Atticus traced a hand down my spine. “I’m still here, kitten.”
I knew that, I did, but she was the reason he’d died, and she was standing within a few feet of me. “Why?”
“Why?” she laughed. “Because if your mate were dead, you’d be lost to the darkness.”
“Nyx,” Erebus muttered.
I turned my head sharply to him. “What?”
Erebus’ eyes moved frantically as his thoughts tumbled behind them. “I think this is all about Nyx. If you had lost your mate, you’d be thrown into a devastating grief. I think she was trying to manipulate you into a state of mind that would unlock the door to Nyx.”
The mysterious woman cackled like a witch. “Ding, ding, we have a winner. You’re not just a pretty face, are you, skiá?”
“What?” Erebus hissed. “How do you know that name?”

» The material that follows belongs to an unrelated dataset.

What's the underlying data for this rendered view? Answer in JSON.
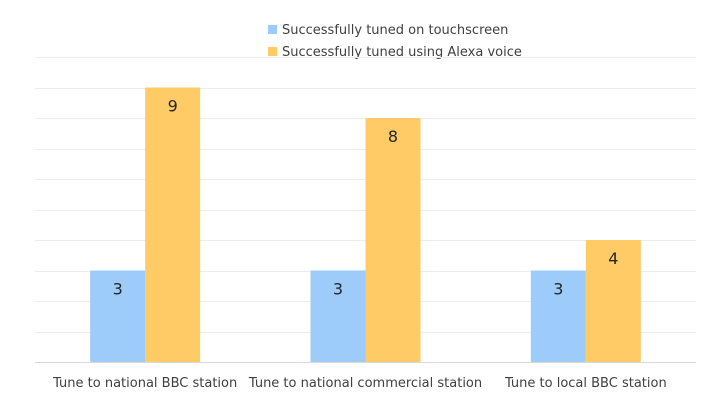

“Because Nyx told me. She’s told me a lot of things about you,” she taunted, that low rasp of hers ringing in my ears.
Who was she, and how did she know all of this?
Something in Erebus snapped. His shadows burst from him, thundering into every crevice of the square.
“Show yourself!” he roared, his rage getting the better of him. The woman just laughed through it all, the sound of it loud and jarring.
“Erebus, stop.” I tried to hold him back, but he ripped himself from my grip.
“Where is she?” Erebus yelled as his shadows swept around the square, looking for the woman. “Show yourself!”
“We need to do something,” Atticus said, his voice by my ear. “This is getting out of hand.”
He was right, but how was I going to stop this mess?
I looked at the circle. Then at Atticus.
“No,” he said. “Don’t even think about it.”
But I was thinking about it.
There was more at play here than this badly drawn circle, and this was probably the only way to get answers.
Whoever this woman was, she wouldn’t reveal herself until I’d done what she’d asked.
Hell, she’d manipulated us all here; she probably had a backup plan that would involve murder and maiming if I didn’t step into the damn circle.
I grabbed his arm. “You said it yourself; the shitty carvings made it weaker. Perhaps it won’t do anything but tickle.”
Panic laced his brow. “No, Roux. You can’t.”
“I love you,” I said, and I yanked my arm from his grip.
His fingers scrambled to hold onto me, but it was too late. I jumped into the circle and braced for whatever was going to happen.